More long-term interests. When you unify your debts to a loan, it is easy for the monthly interest rate to be lower, but how it is achieved hides something important: in the end, you end up paying more for the same debt. Think that long-term interests are more significant because what you do is extend the life of the mortgage.

It can be an expensive operation. Apart from the debt, you will have to face processing and formalization expenses. Also, there will be new commissions. And he thinks there may also be additional interests.

Commissions are usually high. Being financial intermediaries, they will charge you a series of commissions for having advised you. In some cases, they range between 3% and 5%.

There may be reluctance or demanding requirements of the entities. Financial institutions can demand a lot from you. Apart from proof of home or work, you may also be required to show a stable income. It is a way to make sure you can afford the loan payments.

Advantages of debt consolidation

You reduce your monthly expenses. When all your debts are consolidated, the minimum monthly payment of the new loan is less than the sum of all previous payments.

You go from managing many debts to managing just one. This way, you can better manage your finances since expenses will be more simplified.

You can choose the new repayment term or the amount of the fee you wish to pay.

Disadvantages of debt consolidation

You extend the time you will be paying. We mentioned it before, but it is good to repeat it.

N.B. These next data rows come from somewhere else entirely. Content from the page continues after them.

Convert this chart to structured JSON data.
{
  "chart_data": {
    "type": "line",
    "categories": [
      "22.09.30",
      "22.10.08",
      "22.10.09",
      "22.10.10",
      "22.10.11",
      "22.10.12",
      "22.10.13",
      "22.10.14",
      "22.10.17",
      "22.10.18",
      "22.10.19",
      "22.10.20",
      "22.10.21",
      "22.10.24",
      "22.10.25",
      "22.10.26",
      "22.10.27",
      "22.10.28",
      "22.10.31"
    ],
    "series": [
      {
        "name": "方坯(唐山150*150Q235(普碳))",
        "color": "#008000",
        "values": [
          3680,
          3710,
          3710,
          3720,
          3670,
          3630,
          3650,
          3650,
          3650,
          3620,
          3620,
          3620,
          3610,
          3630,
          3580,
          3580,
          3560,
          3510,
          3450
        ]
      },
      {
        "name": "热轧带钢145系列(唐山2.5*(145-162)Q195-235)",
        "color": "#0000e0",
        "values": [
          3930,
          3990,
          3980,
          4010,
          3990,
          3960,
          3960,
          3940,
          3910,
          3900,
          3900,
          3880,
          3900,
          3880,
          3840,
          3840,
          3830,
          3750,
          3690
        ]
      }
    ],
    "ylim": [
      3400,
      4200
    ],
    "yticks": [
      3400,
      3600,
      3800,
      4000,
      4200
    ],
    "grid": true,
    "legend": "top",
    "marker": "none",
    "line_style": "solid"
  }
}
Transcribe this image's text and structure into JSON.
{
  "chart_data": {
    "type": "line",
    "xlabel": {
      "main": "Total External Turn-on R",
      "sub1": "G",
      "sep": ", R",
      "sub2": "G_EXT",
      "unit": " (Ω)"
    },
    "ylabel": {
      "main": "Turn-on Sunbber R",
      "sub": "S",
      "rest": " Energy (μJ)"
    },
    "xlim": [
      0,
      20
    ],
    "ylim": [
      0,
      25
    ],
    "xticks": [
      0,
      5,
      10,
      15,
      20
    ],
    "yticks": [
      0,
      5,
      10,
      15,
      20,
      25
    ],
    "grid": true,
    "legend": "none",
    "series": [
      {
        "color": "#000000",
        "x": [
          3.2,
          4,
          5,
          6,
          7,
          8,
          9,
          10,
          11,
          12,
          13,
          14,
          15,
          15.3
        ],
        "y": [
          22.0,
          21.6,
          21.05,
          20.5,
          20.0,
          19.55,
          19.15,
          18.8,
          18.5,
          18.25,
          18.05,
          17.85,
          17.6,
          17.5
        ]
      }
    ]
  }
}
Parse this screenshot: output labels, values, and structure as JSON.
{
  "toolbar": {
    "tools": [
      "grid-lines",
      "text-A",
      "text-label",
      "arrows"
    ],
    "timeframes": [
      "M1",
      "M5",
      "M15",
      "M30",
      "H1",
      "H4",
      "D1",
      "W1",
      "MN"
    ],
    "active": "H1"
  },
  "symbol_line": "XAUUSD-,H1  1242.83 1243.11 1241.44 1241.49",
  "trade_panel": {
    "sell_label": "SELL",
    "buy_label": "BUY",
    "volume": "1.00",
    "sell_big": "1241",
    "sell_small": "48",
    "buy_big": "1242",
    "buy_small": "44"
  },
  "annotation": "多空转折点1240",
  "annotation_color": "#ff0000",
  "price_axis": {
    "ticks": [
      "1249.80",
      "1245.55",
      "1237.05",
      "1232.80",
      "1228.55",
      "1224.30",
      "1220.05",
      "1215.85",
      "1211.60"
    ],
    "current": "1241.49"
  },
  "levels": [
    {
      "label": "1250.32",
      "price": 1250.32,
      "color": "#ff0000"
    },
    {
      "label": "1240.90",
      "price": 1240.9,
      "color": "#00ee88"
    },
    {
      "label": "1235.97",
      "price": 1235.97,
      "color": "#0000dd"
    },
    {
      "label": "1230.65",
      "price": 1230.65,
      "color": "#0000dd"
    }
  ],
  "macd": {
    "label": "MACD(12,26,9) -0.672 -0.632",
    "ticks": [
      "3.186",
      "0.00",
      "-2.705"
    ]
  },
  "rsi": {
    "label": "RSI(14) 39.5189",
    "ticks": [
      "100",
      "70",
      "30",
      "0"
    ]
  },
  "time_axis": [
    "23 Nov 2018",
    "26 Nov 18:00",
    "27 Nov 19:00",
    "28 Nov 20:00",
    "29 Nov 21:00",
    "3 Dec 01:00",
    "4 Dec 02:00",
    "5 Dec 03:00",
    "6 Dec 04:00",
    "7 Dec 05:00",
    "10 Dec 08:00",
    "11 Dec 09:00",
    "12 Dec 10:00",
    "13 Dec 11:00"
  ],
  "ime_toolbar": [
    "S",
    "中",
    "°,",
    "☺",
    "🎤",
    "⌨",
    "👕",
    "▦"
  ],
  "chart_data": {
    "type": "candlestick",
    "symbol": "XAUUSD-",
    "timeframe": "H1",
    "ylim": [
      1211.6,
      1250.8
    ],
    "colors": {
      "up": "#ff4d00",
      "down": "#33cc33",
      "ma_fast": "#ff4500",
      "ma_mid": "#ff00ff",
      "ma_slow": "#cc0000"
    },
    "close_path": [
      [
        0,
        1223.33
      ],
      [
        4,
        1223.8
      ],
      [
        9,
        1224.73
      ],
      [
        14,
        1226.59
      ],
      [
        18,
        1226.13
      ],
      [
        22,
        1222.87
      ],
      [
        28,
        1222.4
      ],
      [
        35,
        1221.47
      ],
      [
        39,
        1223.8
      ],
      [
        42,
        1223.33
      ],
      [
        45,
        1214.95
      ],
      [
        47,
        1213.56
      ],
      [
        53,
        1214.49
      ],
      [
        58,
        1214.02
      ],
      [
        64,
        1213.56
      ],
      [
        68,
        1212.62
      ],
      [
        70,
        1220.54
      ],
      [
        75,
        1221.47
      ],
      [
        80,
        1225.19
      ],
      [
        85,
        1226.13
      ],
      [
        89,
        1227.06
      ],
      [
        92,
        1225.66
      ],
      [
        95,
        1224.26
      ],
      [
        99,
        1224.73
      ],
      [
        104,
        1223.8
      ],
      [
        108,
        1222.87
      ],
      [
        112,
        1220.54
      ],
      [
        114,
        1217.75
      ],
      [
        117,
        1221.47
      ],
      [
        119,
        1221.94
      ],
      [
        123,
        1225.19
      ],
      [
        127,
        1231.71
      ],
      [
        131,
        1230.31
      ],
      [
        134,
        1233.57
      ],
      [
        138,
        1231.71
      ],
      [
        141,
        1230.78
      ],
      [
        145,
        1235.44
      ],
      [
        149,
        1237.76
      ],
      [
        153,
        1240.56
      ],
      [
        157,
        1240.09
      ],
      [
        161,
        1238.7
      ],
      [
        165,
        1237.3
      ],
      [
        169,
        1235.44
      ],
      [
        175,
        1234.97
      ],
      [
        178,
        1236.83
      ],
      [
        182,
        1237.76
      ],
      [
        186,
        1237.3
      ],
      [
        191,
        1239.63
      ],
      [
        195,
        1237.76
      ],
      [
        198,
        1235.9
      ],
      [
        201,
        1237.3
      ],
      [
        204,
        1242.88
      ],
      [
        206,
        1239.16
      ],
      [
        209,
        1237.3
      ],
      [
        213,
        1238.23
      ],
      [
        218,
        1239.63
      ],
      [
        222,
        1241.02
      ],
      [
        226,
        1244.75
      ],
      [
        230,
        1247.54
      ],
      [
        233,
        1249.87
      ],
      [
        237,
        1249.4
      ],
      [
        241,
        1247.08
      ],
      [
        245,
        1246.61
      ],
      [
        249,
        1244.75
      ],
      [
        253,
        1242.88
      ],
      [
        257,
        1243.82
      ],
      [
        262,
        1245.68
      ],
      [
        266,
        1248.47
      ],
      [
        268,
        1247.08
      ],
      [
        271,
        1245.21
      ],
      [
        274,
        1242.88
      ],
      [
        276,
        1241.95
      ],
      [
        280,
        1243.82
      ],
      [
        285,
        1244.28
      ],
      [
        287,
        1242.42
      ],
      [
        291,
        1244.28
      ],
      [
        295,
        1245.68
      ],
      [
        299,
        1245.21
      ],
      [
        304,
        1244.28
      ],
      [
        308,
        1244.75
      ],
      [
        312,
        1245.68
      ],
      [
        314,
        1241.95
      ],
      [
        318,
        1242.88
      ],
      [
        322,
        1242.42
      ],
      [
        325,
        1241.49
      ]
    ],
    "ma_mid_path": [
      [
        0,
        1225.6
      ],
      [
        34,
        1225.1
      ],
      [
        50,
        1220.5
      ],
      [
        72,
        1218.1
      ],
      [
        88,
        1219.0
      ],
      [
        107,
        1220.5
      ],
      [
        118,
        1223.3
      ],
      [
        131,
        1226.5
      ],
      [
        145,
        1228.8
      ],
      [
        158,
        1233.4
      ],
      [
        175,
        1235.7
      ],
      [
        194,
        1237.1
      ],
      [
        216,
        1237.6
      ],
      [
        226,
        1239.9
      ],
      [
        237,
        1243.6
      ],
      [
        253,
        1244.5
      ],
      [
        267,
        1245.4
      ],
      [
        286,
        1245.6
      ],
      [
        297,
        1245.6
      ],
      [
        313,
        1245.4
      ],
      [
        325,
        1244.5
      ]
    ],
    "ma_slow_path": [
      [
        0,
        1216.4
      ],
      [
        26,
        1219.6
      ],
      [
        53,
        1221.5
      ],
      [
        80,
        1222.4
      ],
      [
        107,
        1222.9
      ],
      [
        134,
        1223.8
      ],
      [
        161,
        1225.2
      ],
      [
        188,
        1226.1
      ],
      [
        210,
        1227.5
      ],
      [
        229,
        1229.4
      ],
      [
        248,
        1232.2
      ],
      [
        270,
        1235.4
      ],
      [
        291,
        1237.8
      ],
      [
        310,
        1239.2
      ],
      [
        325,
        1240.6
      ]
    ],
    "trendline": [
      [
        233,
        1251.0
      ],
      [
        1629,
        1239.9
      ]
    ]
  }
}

When you join all debts into one, this loan will be for an amount high enough to extend the time it will take to pay it.

It may involve a higher interest rate. You must know what the interest rate of this loan will be that allows you to consolidate your debts. Thus, you can calculate how much money you would have to pay in interest with the new rate and how much you pay with the current ones.

You may pay extra fees for early cancellation. Keep this in mind, because if you decide to pay before you can get more expensive.

You can find more about debt consolidation orĀ payday loan consolidation.